Вскоре выяснилось, что размолвка с Манечкой — не их личное дело, а общественное, и окружающих эта история волнует куда больше Саши. В обеденный перерыв к ней подошла та самая сотрудница, живо интересующаяся астрологией, и, поджав губы, дескать, от Крысы она никак не ожидала подобного поступка, сообщила, что их коллектив уникален, это, собственно, даже не коллектив, а большая дружная семья. В ней, как у мушкетеров: «Один за всех, и все на одного, тьфу, за одного!» И взглянула на Сашу укоризненно…
Саша сочла возможным напомнить, что не являлась инициатором конфликта, но ей разъяснили: кто инициатор конфликта, не важно, куда важнее, кто станет инициатором примирения, послом доброй воли, так сказать.
Затем к ней подошли еще несколько сотрудниц. Тоже вещали про коллектив, как концепцию большой дружной семьи, уговаривали на предмет того, что во всем мире должен быть мир, просили войти в положение Манечки, и чтобы облегчить Саше вход, рассказывали ужасные истории из Манечкиной жизни, про ее мужа — жуткого подлеца, ужасную свекровь и сына, раздолбая и двоечника.
— А еще у нее две недели назад угнали машину!
Последним аргументом Сашу просто добили, и она едва не со слезами воскликнула:
— В этом тоже виновата я?
В общем, она не выдержала подобного натиска и сбежала в туалет, где ей встретилась уборщица с ведром, старушка системы «чистая засада». Она почему-то прониклась к Саше и мучительно долго пытала ее рассказом о приходящих к ней инопланетянах, пришельцах и о том, что Иисус Христос женился на Марии Магдалине и прожил с ней сто восемьдесят пять лет. Саша несколько раз порывалась сбежать, но поскольку ей было жаль беднягу, она честно, в качестве бонуса, выслушала еще и про какую-то Белую Матерь.
Когда Саша, пошатываясь, вышла в коридор, у нее было ощущение того, что мир сошел с ума. Среди всеобщего безумия она пока держалась, но уже слабо. Ей срочно захотелось глотнуть свежего воздуха и посмотреть на ситуацию с другого ракурса, желательно сверху.
Она рванула на крышу. А в этом офисном здании крыша — самое лучшее из всего, что там есть. С нее открывается потрясающий вид на город. Москва — как на ладони. Шел дождь, над городом рвался сильный ветер, буквально сбивая с ног.

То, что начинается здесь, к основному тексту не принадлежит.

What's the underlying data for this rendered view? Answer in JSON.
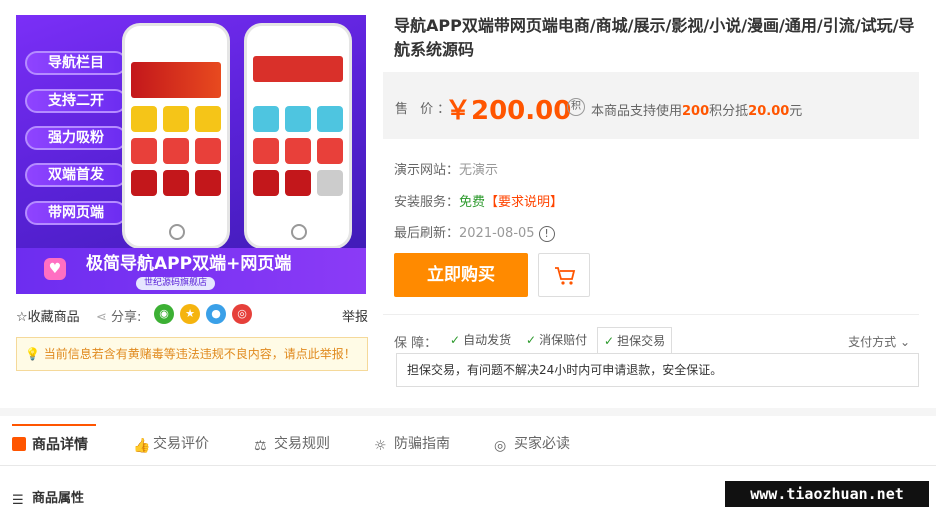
{
  "hero": {
    "pills": [
      "导航栏目",
      "支持二开",
      "强力吸粉",
      "双端首发",
      "带网页端"
    ],
    "bottom_title": "极简导航APP双端+网页端",
    "bottom_sub": "世纪源码旗舰店"
  },
  "actions": {
    "favorite": "☆收藏商品",
    "share": "分享:",
    "report": "举报",
    "social_icons": [
      "wechat-icon",
      "qzone-icon",
      "qq-icon",
      "weibo-icon"
    ]
  },
  "warning": "当前信息若含有黄赌毒等违法违规不良内容，请点此举报！",
  "product": {
    "title": "导航APP双端带网页端电商/商城/展示/影视/小说/漫画/通用/引流/试玩/导航系统源码",
    "price_label": "售 价：",
    "price": "￥200.00",
    "points_prefix": "本商品支持使用",
    "points": "200",
    "points_mid": "积分抵",
    "points_value": "20.00",
    "points_suffix": "元"
  },
  "info": {
    "demo_label": "演示网站：",
    "demo_value": "无演示",
    "install_label": "安装服务：",
    "install_free": "免费",
    "install_req": "【要求说明】",
    "refresh_label": "最后刷新：",
    "refresh_value": "2021-08-05"
  },
  "buy_label": "立即购买",
  "guarantee": {
    "label": "保  障：",
    "tabs": [
      "自动发货",
      "消保赔付",
      "担保交易"
    ],
    "pay_method": "支付方式",
    "description": "担保交易，有问题不解决24小时内可申请退款，安全保证。"
  },
  "tabs": [
    "商品详情",
    "交易评价",
    "交易规则",
    "防骗指南",
    "买家必读"
  ],
  "attributes_title": "商品属性",
  "watermark": "www.tiaozhuan.net",
  "colors": {
    "accent": "#ff5500",
    "buy": "#ff8a00",
    "hero": "#5a22d8"
  }
}
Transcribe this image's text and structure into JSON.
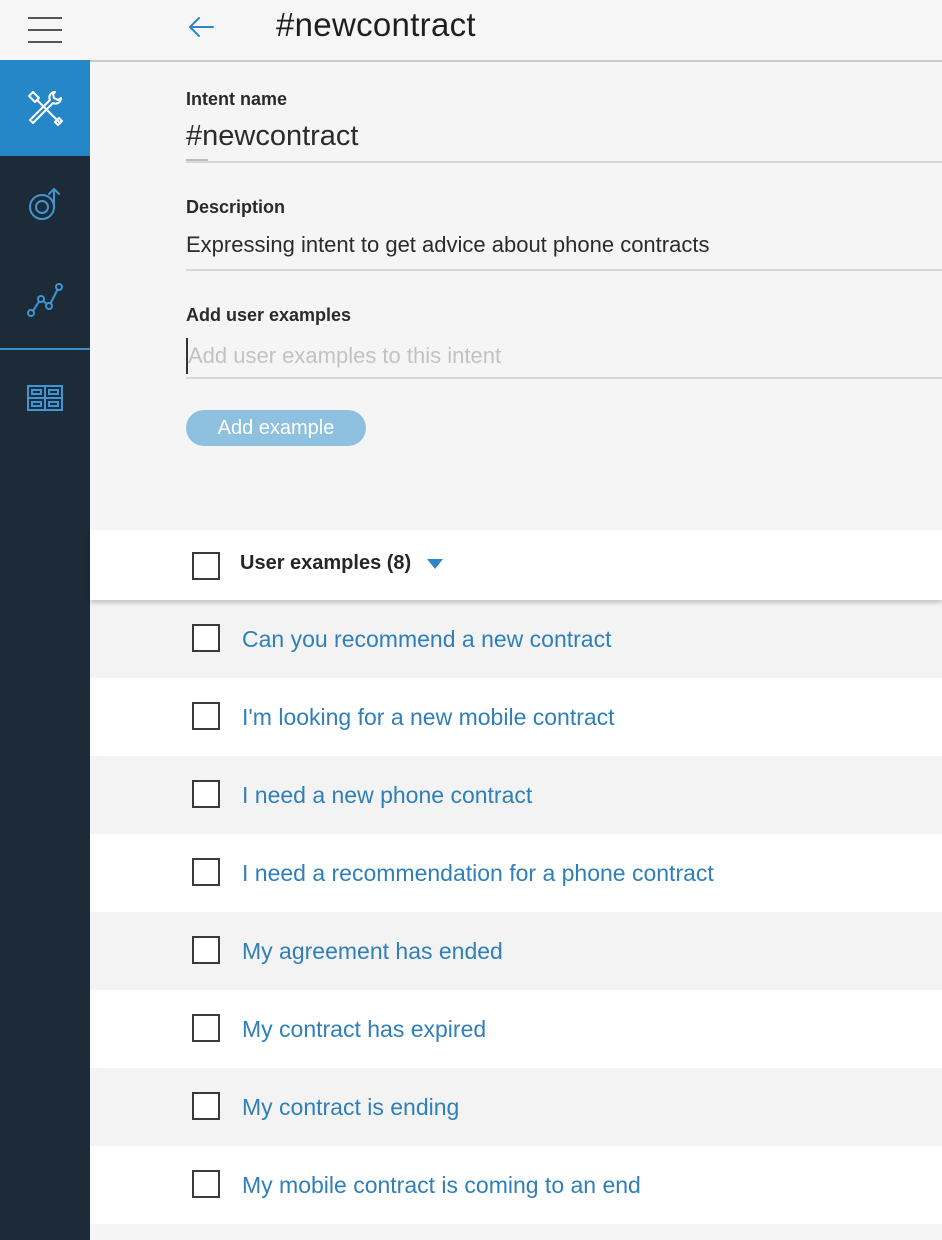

Саша проревелась. Промерзла. Поглядела на Москву и происходящее с высокой крыши и чудесным образом успокоилась.
Она-то успокоилась, а народ нет! После ее возвращения началось светопреставление. На подмогу Манечке бросились стада миротворцев из старейших работниц отдела. Сметая все на своем пути, взахлеб, брызгая слюной, они рассказывали Саше какие-то нелепые притчи о примирении и угрожали пыткой зачесть Библию со всеми четырьмя Евангелиями, требовали от Саши смирения и заповедовали поступить с Манечкой по-христиански — подойти и попросить у нее прощения за все мировое зло, подставить вторую щеку, а заодно, если понадобится, распять себя.
А Саша с ужасом понимала, что не вполне готова к подобному христианскому смирению, и в этой неразрешимой ситуации у нее оставался только один выход — пойти и уволиться, прямо сейчас.
А остаться работать в этой компании — значит сильно ускорить для себя приход инопланетян, пришельцев и Марии Магдалины, потому что в этом женском курятнике они к ней придут не в семьдесят лет, как к той милейшей старушке уборщице, а гораздо раньше. Они, можно сказать, уже стоят на пороге.
…Не успела Саша очухаться и стряхнуть с себя пыль курятника, как судьба выкинула очередной финт. На мобильном высветился незнакомый номер.
— Сашенька, это же Витя, не узнаешь?